In practice, hardly any extra notes are printed. Rather, the extra money is created electronically. But since deposits at the central bank are interchangeable with notes, to describe this as “printing money” is acceptable shorthand.
The research department of French investment bank Natixis goes further with its analysis:
Some people call for putting into action a plan of “helicopter money”: the distribution of money [by the government… with no offsetting taxation or borrowing].
But in reality, quantitative easing already is helicopter money.
When a government gives out money – say, to the poor – explain Natixis analysts… and funds that spending with central bank purchases of government bonds… it is no different from just “printing money.”
The feds have gotten a credit, with no real debit. They have money to spend, but they don’t need to pay their debt.
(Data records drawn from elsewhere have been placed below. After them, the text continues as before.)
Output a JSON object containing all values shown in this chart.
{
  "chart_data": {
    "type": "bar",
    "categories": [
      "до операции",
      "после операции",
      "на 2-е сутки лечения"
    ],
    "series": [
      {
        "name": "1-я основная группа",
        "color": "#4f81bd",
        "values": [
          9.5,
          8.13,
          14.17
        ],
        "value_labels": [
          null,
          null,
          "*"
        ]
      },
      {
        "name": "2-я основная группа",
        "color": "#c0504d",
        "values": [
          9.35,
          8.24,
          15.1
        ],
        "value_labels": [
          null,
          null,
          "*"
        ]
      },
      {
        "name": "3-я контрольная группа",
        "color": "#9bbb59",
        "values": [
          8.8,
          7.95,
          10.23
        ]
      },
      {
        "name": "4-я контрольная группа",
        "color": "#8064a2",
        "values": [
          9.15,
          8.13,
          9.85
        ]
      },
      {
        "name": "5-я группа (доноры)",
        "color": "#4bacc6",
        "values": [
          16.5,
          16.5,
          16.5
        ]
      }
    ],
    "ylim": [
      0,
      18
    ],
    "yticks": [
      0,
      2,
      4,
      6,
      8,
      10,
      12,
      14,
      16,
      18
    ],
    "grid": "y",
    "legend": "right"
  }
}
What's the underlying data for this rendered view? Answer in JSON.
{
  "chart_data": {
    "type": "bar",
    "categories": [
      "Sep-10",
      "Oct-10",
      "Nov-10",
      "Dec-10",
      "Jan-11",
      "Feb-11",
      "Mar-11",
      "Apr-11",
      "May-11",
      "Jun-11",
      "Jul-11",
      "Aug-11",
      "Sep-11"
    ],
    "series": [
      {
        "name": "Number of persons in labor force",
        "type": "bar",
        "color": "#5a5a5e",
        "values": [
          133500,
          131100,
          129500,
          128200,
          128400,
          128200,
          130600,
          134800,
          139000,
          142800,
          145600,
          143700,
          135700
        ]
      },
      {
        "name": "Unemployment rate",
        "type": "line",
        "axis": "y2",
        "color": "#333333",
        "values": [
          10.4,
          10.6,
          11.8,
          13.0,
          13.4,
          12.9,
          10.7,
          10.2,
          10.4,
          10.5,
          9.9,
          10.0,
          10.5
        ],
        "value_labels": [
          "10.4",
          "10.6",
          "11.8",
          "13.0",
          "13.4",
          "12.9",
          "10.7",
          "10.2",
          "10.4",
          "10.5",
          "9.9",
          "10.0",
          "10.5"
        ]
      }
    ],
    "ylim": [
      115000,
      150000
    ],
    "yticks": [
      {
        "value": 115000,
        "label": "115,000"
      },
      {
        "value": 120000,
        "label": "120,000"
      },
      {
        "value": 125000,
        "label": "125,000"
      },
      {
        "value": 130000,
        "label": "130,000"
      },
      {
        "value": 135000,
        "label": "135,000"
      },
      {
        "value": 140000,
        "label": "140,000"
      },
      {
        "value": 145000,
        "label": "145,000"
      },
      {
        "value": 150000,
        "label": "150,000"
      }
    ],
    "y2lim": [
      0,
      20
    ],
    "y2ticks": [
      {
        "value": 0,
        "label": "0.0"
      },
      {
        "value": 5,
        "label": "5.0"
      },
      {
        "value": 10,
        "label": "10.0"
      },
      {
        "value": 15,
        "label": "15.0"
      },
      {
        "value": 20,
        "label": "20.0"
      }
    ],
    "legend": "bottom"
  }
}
In fact, the way it works now is that the Fed returns the interest on the government’s bonds – as feeble as it is – to the Department of the Treasury.
It would be a bit like borrowing money to buy a car.
Then, the lender sends your interest payments back to you… and keeps rolling over the debt, presumably forever.
You would have a free car!
Which is exactly how economist Richard Duncan at Macro Watch describes it.
Not only is the new money the feds get free… the central bank can also make past borrowing disappear.
Duncan says that when a central bank buys a U.S. government bond, it effectively cancels the debt.
Interest payments are returned to the debtor… and the principal is never collected. QE is “debt cancellation,” says Duncan.
Let’s get this straight: You borrow… you spend… then your debt is cancelled.
It’s almost too good to be true, isn’t it?
As a precaution, we’re getting back in our boat. This island gives us the creeps.